Partiamo dalla considerazione che la membrana cellulare degli Archaea contiene lipidi polari unici. Ricordiamo che la membrana limitante delle cellule  è composta da un doppio strato fluido fosfolipidico con proteine ​​intercalanti (e colesterolo negli animali). Negli organismi diversi dagli Archaea questo doppio strato fosfolipidico è composto da glicerolo-3-fosfato legato come estere agli acidi grassi. Al contrario, i lipidi negli Archea non sono composti da esteri di acidi grassi; sono, invece, subunità isoprenoidi saturate, ramificate e ripetute che si attaccano al glicerolo tramite un legame etereo. Gli isoprenoidi sono una classe antica di biomolecole presenti in tutti gli organismi viventi. Methanobrevibacter smithii ha una membrana cellulare la cui frazione fosfolipidica contiene isoprenoidi tipici degli Archaea: archaeol e caldarcheol.

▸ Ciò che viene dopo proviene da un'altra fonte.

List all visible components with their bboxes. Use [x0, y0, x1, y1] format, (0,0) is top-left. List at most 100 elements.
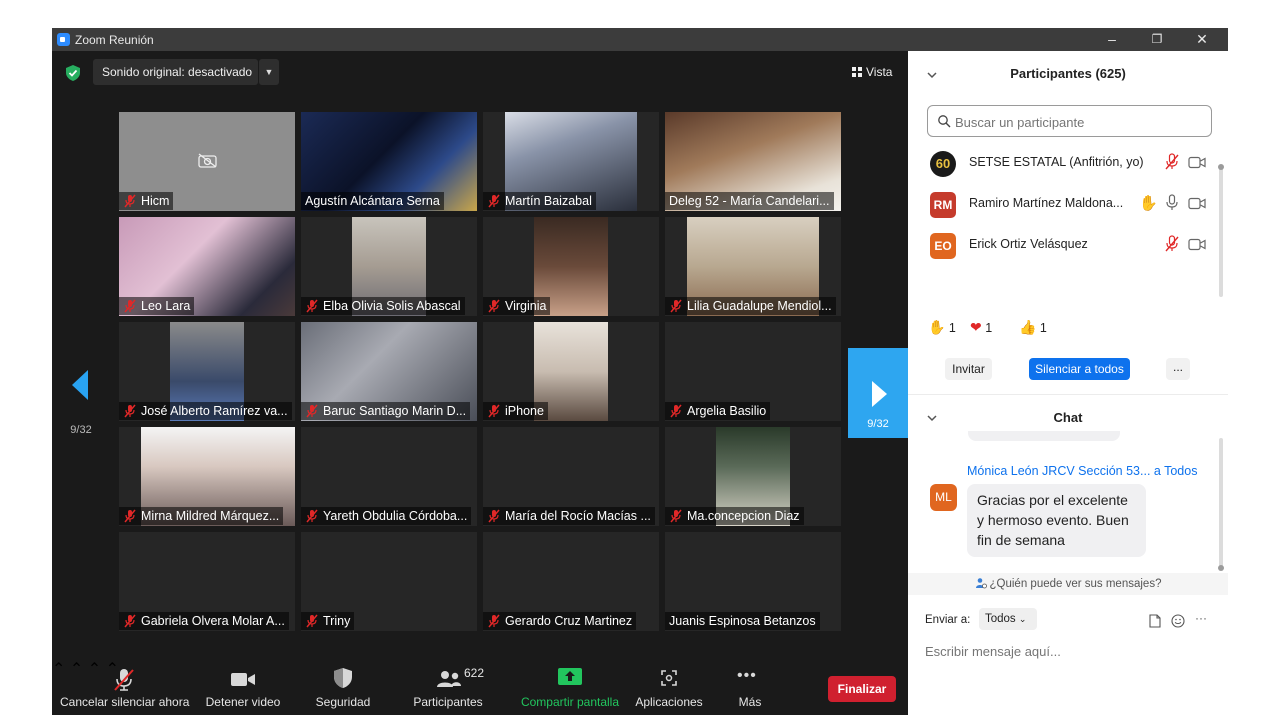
participant-row-partial[interactable]	[908, 266, 1220, 273]
security-button[interactable]: Seguridad	[308, 665, 378, 713]
previous-message-bubble	[968, 431, 1120, 441]
video-tile[interactable]: José Alberto Ramírez va...	[119, 322, 295, 421]
video-tile[interactable]: Baruc Santiago Marin D...	[301, 322, 477, 421]
participant-name-tag: Juanis Espinosa Betanzos	[665, 612, 820, 630]
participant-row[interactable]: 60 SETSE ESTATAL (Anfitrión, yo)	[908, 143, 1220, 183]
participant-avatar: EO	[930, 233, 956, 259]
video-tile[interactable]: Juanis Espinosa Betanzos	[665, 532, 841, 631]
mic-muted-icon	[669, 299, 683, 313]
original-sound-dropdown[interactable]: ▼	[259, 59, 279, 85]
video-tile[interactable]: Martín Baizabal	[483, 112, 659, 211]
mic-muted-icon[interactable]	[1164, 153, 1180, 171]
who-can-see-label: ¿Quién puede ver sus mensajes?	[989, 578, 1162, 590]
apps-button[interactable]: Aplicaciones	[632, 665, 706, 713]
who-can-see-link[interactable]: ¿Quién puede ver sus mensajes?	[908, 573, 1228, 595]
more-button[interactable]: ••• Más	[722, 665, 778, 713]
minimize-icon[interactable]: –	[1100, 30, 1124, 48]
participant-name: José Alberto Ramírez va...	[141, 404, 288, 418]
share-screen-icon	[558, 668, 582, 685]
participants-icon	[437, 671, 461, 687]
mic-muted-icon	[487, 194, 501, 208]
participant-avatar: 60	[930, 151, 956, 177]
heart-reaction: ❤ 1	[970, 319, 993, 335]
view-label: Vista	[866, 65, 893, 79]
encryption-shield-icon[interactable]	[66, 65, 80, 81]
end-meeting-button[interactable]: Finalizar	[828, 676, 896, 702]
video-tile[interactable]: Agustín Alcántara Serna	[301, 112, 477, 211]
video-tile[interactable]: iPhone	[483, 322, 659, 421]
share-screen-button[interactable]: Compartir pantalla	[515, 665, 625, 713]
video-tile[interactable]: Yareth Obdulia Córdoba...	[301, 427, 477, 526]
send-to-dropdown[interactable]: Todos ⌄	[979, 608, 1037, 630]
participant-list-name: Ramiro Martínez Maldona...	[969, 196, 1124, 210]
mic-icon[interactable]	[1164, 194, 1180, 212]
mute-all-button[interactable]: Silenciar a todos	[1029, 358, 1130, 380]
participant-row[interactable]: RM Ramiro Martínez Maldona... ✋	[908, 184, 1220, 224]
participant-name: María del Rocío Macías ...	[505, 509, 651, 523]
participant-name: Hicm	[141, 194, 170, 208]
mic-muted-icon	[123, 194, 137, 208]
video-tile[interactable]: Deleg 52 - María Candelari...	[665, 112, 841, 211]
video-tile[interactable]: Leo Lara	[119, 217, 295, 316]
next-page-button[interactable]: 9/32	[848, 348, 908, 438]
mic-muted-icon	[669, 509, 683, 523]
restore-icon[interactable]: ❐	[1145, 30, 1169, 48]
video-tile[interactable]: Gerardo Cruz Martinez	[483, 532, 659, 631]
video-tile[interactable]: Gabriela Olvera Molar A...	[119, 532, 295, 631]
chat-title: Chat	[1053, 410, 1083, 425]
chat-scrollbar[interactable]	[1218, 438, 1224, 571]
emoji-icon[interactable]	[1171, 614, 1185, 628]
participant-row[interactable]: EO Erick Ortiz Velásquez	[908, 225, 1220, 265]
search-input[interactable]	[955, 112, 1205, 132]
participants-button[interactable]: 622 Participantes	[408, 665, 488, 713]
mic-muted-icon[interactable]	[1164, 235, 1180, 253]
view-button[interactable]: Vista	[846, 59, 898, 85]
original-sound-button[interactable]: Sonido original: desactivado	[93, 59, 258, 85]
side-panel: Participantes (625) 60 SETSE ESTATAL (Anf…	[908, 51, 1228, 692]
next-page-number: 9/32	[867, 418, 889, 430]
unmute-button[interactable]: Cancelar silenciar ahora	[60, 665, 189, 713]
mic-muted-icon	[305, 614, 319, 628]
message-sender[interactable]: Mónica León JRCV Sección 53... a Todos	[967, 464, 1197, 478]
chat-more-icon[interactable]: ···	[1195, 611, 1207, 625]
share-screen-label: Compartir pantalla	[520, 695, 620, 709]
participant-name: Lilia Guadalupe Mendiol...	[687, 299, 832, 313]
video-tile[interactable]: Triny	[301, 532, 477, 631]
invite-button[interactable]: Invitar	[945, 358, 992, 380]
zoom-window: Zoom Reunión – ❐ ✕ Sonido original: desa…	[52, 28, 1228, 715]
participant-name: iPhone	[505, 404, 544, 418]
message-bubble: Gracias por el excelente y hermoso event…	[967, 484, 1146, 557]
video-tile[interactable]: Hicm	[119, 112, 295, 211]
participant-search[interactable]	[927, 105, 1212, 137]
stop-video-button[interactable]: Detener video	[202, 665, 284, 713]
video-camera-icon[interactable]	[1188, 156, 1206, 169]
sender-name: Mónica León JRCV Sección 53...	[967, 464, 1151, 478]
participant-name: Baruc Santiago Marin D...	[323, 404, 467, 418]
camera-off-icon	[198, 153, 217, 168]
participant-name-tag: iPhone	[483, 402, 548, 420]
video-tile[interactable]: Argelia Basilio	[665, 322, 841, 421]
mic-muted-icon	[487, 509, 501, 523]
participant-name: Virginia	[505, 299, 547, 313]
previous-page-button[interactable]: 9/32	[52, 356, 110, 444]
raised-hand-reaction: ✋ 1	[928, 319, 956, 335]
meeting-toolbar: Cancelar silenciar ahora ⌃ Detener video…	[52, 659, 908, 715]
video-camera-icon[interactable]	[1188, 238, 1206, 251]
apps-icon	[661, 670, 677, 686]
video-tile[interactable]: Ma.concepcion Diaz	[665, 427, 841, 526]
video-camera-icon[interactable]	[1188, 197, 1206, 210]
participant-name-tag: Ma.concepcion Diaz	[665, 507, 804, 525]
close-icon[interactable]: ✕	[1190, 30, 1214, 48]
participants-more-button[interactable]: ...	[1166, 358, 1190, 380]
participants-scrollbar[interactable]	[1218, 164, 1224, 297]
video-tile[interactable]: Elba Olivia Solis Abascal	[301, 217, 477, 316]
arrow-left-icon	[72, 370, 88, 400]
video-tile[interactable]: María del Rocío Macías ...	[483, 427, 659, 526]
video-tile[interactable]: Lilia Guadalupe Mendiol...	[665, 217, 841, 316]
mic-muted-icon	[487, 614, 501, 628]
video-tile[interactable]: Mirna Mildred Márquez...	[119, 427, 295, 526]
panel-divider	[908, 394, 1228, 395]
file-icon[interactable]	[1149, 614, 1161, 628]
video-tile[interactable]: Virginia	[483, 217, 659, 316]
chat-message-input[interactable]	[925, 641, 1215, 661]
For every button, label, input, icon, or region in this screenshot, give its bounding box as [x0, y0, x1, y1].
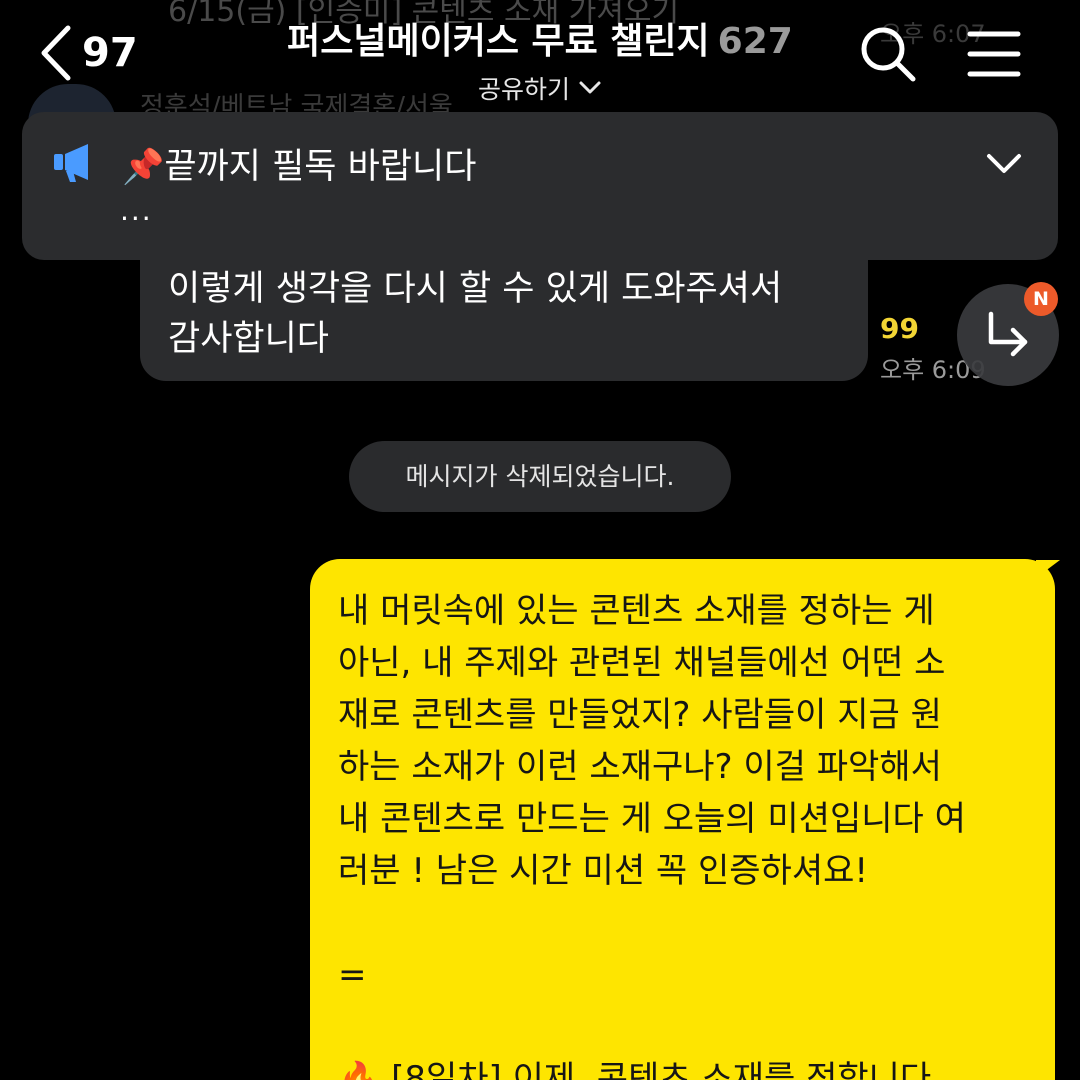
- menu-button[interactable]: [966, 28, 1022, 80]
- message-line: [338, 897, 1055, 949]
- message-line: 내 콘텐츠로 만드는 게 오늘의 미션입니다 여: [338, 799, 966, 839]
- member-count: 627: [717, 21, 793, 62]
- message-line: 하는 소재가 이런 소재구나? 이걸 파악해서: [338, 747, 942, 787]
- megaphone-icon: [52, 140, 96, 188]
- forward-arrow-icon: [988, 311, 1028, 357]
- hamburger-menu-icon: [967, 31, 1021, 77]
- message-line: [338, 1001, 1055, 1053]
- deleted-message-notice: 메시지가 삭제되었습니다.: [349, 441, 731, 512]
- chat-header: 97 퍼스널메이커스 무료 챌린지 627 공유하기: [0, 0, 1080, 110]
- pin-emoji: 📌: [122, 147, 165, 187]
- share-dropdown[interactable]: 공유하기: [478, 70, 602, 106]
- search-icon: [861, 27, 916, 82]
- message-line: 감사합니다: [168, 319, 330, 359]
- unread-count: 99: [880, 312, 919, 345]
- message-line-day: 🔥 [8일차] 이제, 콘텐츠 소재를 정합니다: [338, 1053, 1055, 1080]
- day-title: [8일차] 이제, 콘텐츠 소재를 정합니다: [391, 1059, 932, 1080]
- chevron-down-icon: [579, 81, 601, 94]
- notice-ellipsis: ...: [120, 194, 153, 227]
- notice-text: 📌끝까지 필독 바랍니다: [122, 138, 476, 189]
- message-line: 재로 콘텐츠를 만들었지? 사람들이 지금 원: [338, 695, 942, 735]
- message-line: 러분 ! 남은 시간 미션 꼭 인증하셔요!: [338, 851, 869, 891]
- message-line: 이렇게 생각을 다시 할 수 있게 도와주셔서: [168, 269, 783, 309]
- new-badge: N: [1024, 282, 1058, 316]
- search-button[interactable]: [858, 24, 918, 84]
- message-line: 아닌, 내 주제와 관련된 채널들에선 어떤 소: [338, 643, 946, 683]
- chevron-down-icon: [987, 154, 1021, 173]
- chat-room-title[interactable]: 퍼스널메이커스 무료 챌린지: [287, 21, 710, 62]
- fire-emoji: 🔥: [338, 1059, 380, 1080]
- message-line: =: [338, 955, 367, 995]
- message-line: 내 머릿속에 있는 콘텐츠 소재를 정하는 게: [338, 591, 935, 631]
- chat-title-area: 퍼스널메이커스 무료 챌린지 627 공유하기: [0, 12, 1080, 106]
- chat-screen: 6/15(금) [인증미] 콘텐츠 소재 가져오기 정훈석/베트남 국제결혼/서…: [0, 0, 1080, 1080]
- share-label: 공유하기: [477, 75, 570, 104]
- bubble-tail: [1036, 560, 1060, 578]
- notice-title: 끝까지 필독 바랍니다: [164, 147, 477, 187]
- notice-expand-button[interactable]: [984, 150, 1024, 180]
- outgoing-message-bubble[interactable]: 내 머릿속에 있는 콘텐츠 소재를 정하는 게 아닌, 내 주제와 관련된 채널…: [310, 559, 1055, 1080]
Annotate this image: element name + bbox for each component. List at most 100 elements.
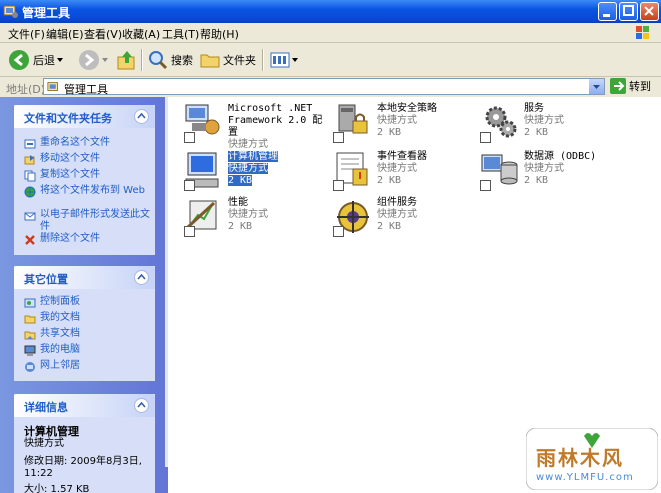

La HMG-CoA reduttasi (HMGR, 3-idrossi-3-metilglutaril coenzima A reduttasi) catalizza il primo passo nella biosintesi del colesterolo negli esseri umani e anche il primo passo nella biosintesi dei polimeri di isoprene arcaico – i già citati archaeol e caldarchaeol – che sono i principali costituenti della membrana cellulare di Methanobrevibacter smithii.

Le statine sono metaboliti secondari fungini che inibiscono l’azione dell’idrossi-metilglutaril coenzima A (HMG-CoA) reduttasi. La loro azione è quella di abbassare il colesterolo nel sangue inibendo la biosintesi del colesterolo nel fegato; la ridotta concentrazione epatica di colesterolo porta ad un aumento compensatorio nell’espressione dei recettori LDL sulle membrane delle cellule del fegato, che a sua volta migliora la clearance delle particelle di colesterolo LDL circolanti nel sangue.

Oggi però è in fase di sperimentazione una lovastatina lactone che presto potrebbe essere prescritta ai soggetti methane producers affetti da stipsi e sindrome del colon irritabile. Chissà quale sarà il suo nome commerciale…

Conclusioni

Da quando abbiamo cominciato a considerare il microbiota come un organo e la disbiosi come la malattia dell’organo microbiota ci rendiamo conto che abbiamo bisogno di nuovi metodi diagnostici e terapeutici. Sappiamo che analizzare il microbiota ci serve per diagnosticare la disbiosi e solo così potremmo mettere a punto una terapia specifica (probiotica, nutrizionale, fitoterapica o farmacologica) per singolo paziente.

Nel caso della stipsi indotta da  Methanobrevibacter smithii  (diagnosticabile attraverso un test del respiro o un test del microbiota intestinale) la soluzione non potrà essere quella dell’utilizzo dei lassativi (che tra l’altro aggravano la sindrome del colon irritabile) ma dovrà essere legata alla prescrizione di uno specifico farmaco, di una specifica alimentazione.